7. Why does women empowerment and its cinematic imagination get stuck in all of the above? Ill give you a situation. A woman loved. And then she fell out of love. He kissed her back one last time. Told her she was wonderful. Told her he will always love her. Told her, maybe he’ll break down, but will survive. Ill give you the counterpart, the dis-empowerment – He let her go, but followed her, stalked her everyday, inundated her phone/fb/classroom/chai tapri with recurring public humiliation, of how she used him, of how she was a slut etc.

Ill tell you what. The dis-empowering counterpart is a joke on Bollywood. That’s how the boy gets his girl. For Bollywood, that’s Prince Charming sweeping you off your feet.

Would Bollywood ever understand –
“Agar ek ladki bhaagti hai,
Toh zaruri nahi ki koi ladka bhi bhaaga hoga” (Alokdhanwa)

8. This recurrent need to justify the male position, He For She et al is hogwash. This is a newer, more tactful patriarchy we are going to be tied down to. Or maybe its way too old! Maybe Vikas Behl should’ve given credits to Cinderella. Good adaptation! Bad Story!

9. Get over trying to define/redefine what ‘Real’ men do, or what ‘Real’ women do. A lot lies in between. Its called Human. And I don’t need to call upon Manliness/Womanliness to justify or ever romanticise that. Set a human precedent! Beyond Men and Women. As we’ve seen in cases of many female athletes, the ‘realness’ of being a man/woman is rather oppressive!

10. A brother/Husband/Father/Mother/Sister/Friend/Boss/Teacher have all been brought up within this patriarchy. I am as socially conditioned to patriarchy as is my brother.
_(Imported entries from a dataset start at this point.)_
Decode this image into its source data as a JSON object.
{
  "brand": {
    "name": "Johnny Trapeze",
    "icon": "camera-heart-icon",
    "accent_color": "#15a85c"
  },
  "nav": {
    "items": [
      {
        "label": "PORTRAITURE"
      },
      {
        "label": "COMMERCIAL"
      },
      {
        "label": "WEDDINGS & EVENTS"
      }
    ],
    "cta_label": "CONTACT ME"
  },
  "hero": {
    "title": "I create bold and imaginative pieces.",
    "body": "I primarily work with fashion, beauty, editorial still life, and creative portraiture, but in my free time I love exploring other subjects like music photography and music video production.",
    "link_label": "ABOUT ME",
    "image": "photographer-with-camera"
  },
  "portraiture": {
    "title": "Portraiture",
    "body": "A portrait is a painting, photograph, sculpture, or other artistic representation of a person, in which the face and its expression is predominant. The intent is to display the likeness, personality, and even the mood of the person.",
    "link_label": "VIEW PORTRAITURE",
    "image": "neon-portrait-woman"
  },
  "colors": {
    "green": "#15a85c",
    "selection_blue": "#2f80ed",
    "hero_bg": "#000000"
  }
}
At every step, we must choose, fight it within ourselves. How many decisions are we trusting her with? Or how many decisions of her’s are we labelling as that of a Slut/Love Jihad/against the Khap/Against ‘Nature’/Against ‘tradition’/Against her own good or safety?

I dont need you to come and help me
Because I am beginning to see what’s tying us down
I need you to come and fight alongside me
Because your liberation is tied to mine
Or something like that!

Our message should be loud, clear and Bekhauf. This is not my Utopia, this is not the Utopia of the people you are trying to tap as your market. Not yet. Lets fight this within ourselves a little more. Hok Kolorob!

Save me from this brand of Bollywood Feminism!